Q&A - Which retirement account should I take money from?
Question
Dear Stephen,
We have identified a house which isn’t on the market yet but will be soon. The asking price will probably be 1.5 million and I want to put $650,000 down on it.
My question is where/how do I take my money out for the down payment?
My retirement accounts are worth $1,850,000: The breakdown is $1,575,000 in my Traditional TSP and $275,000 in my Roth.
I have $350,000 in cash from the sale of our previous house and I also have $130,000-$140,000 more cash in another account.
This leaves me with roughly $150,000 to take out of my retirement accounts.
How do I take it out? Is it a percentage mix between Traditional and Roth or just dependent on how much tax liability I want to take on for a particular year?
I know realizing so much income will increase my Medicare premiums, and obviously taking from the traditional will increase my taxes.

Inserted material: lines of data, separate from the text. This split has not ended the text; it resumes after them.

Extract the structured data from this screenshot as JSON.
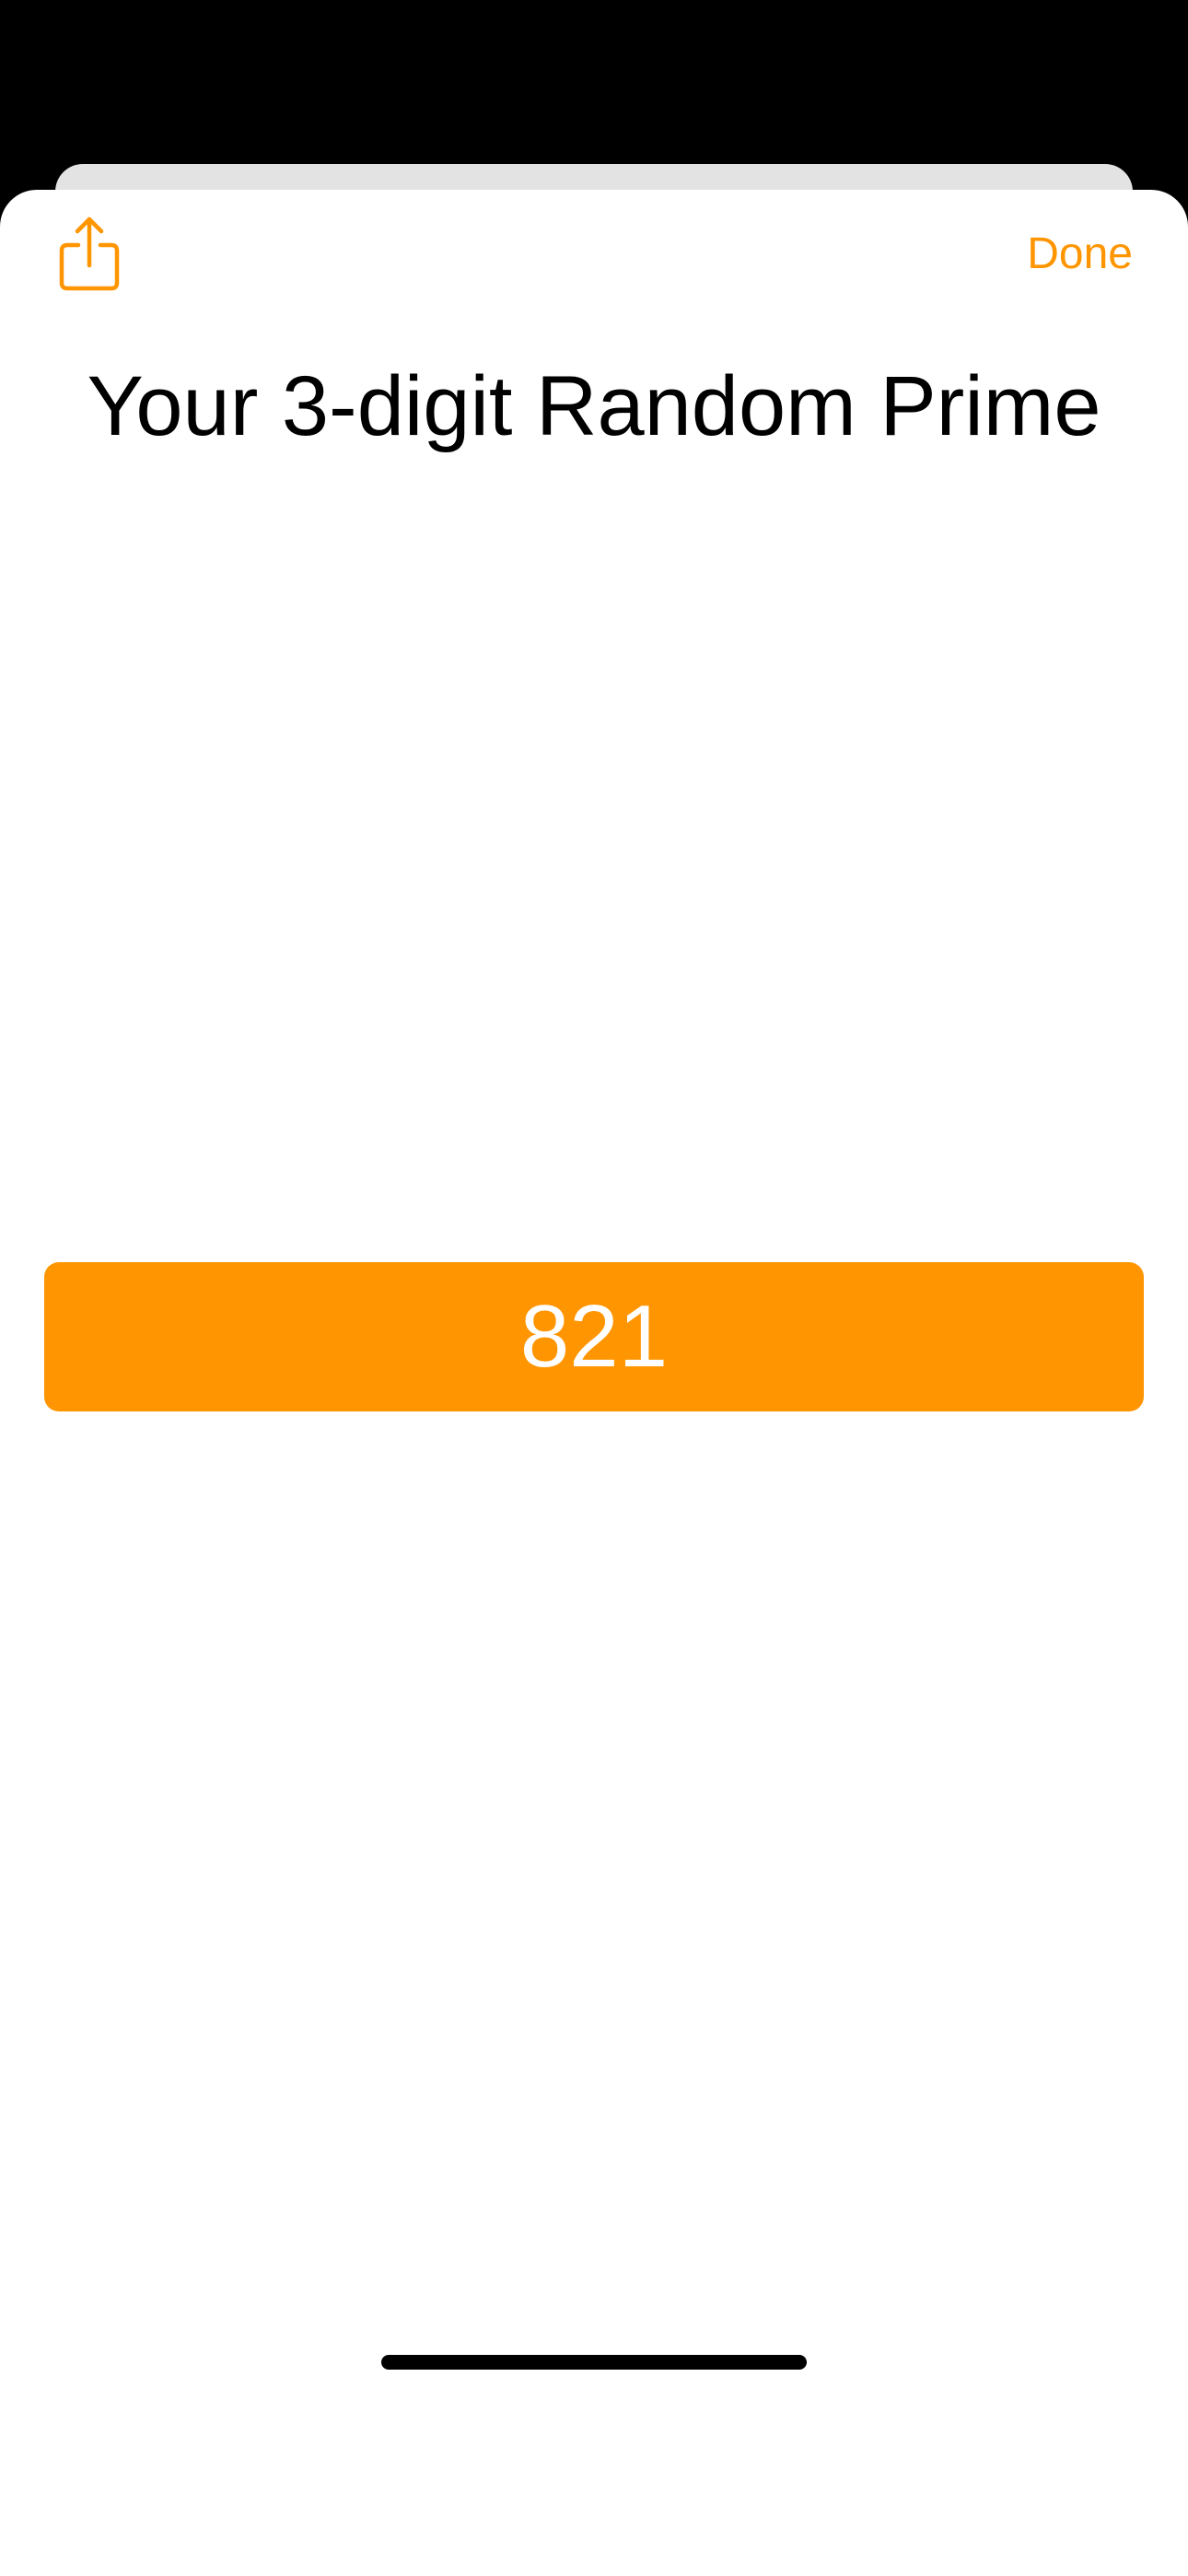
{
  "colors": {
    "accent": "#ff9500",
    "background": "#000000",
    "sheet": "#ffffff",
    "back_sheet": "#e3e3e3",
    "title_text": "#000000",
    "result_text": "#ffffff"
  },
  "toolbar": {
    "share_icon": "share-icon",
    "done_label": "Done"
  },
  "main": {
    "title": "Your 3-digit Random Prime",
    "result": "821"
  }
}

Thank you for any assistance you can give me with this question.
All the best,
Answer
I understand your question, but may I ask a counter-question – Do you need to put down $650k at once? $650k is way more than the standard 20%.
If you think about it, if you put down 20% (which is $300k) at the start, and the remaining $350k that you’d like to put down you spread over multiple years, that will keep your tax and Medicare considerations at bay.
(On a side note – Roth distributions will not increase your Medicare premiums anyhow, so long as they are non-taxable Roth distributions).
Ultimately, if you need to put down more of a down payment, you are correct – it will come down to the tax liability you are comfortable with, but…
Let me add this, since you are retired you are currently in one of the lowest – if not the lowest – tax bracket you will ever be in. Tax rates are scheduled to go up in 2025.
With this in mind, I would lean towards taking it from your Traditional, not your Roth. Take as much from your Traditional as you can to fill the 24% tax bracket, and not spill into the 32% bracket. I would want you to avoid the 32% bracket.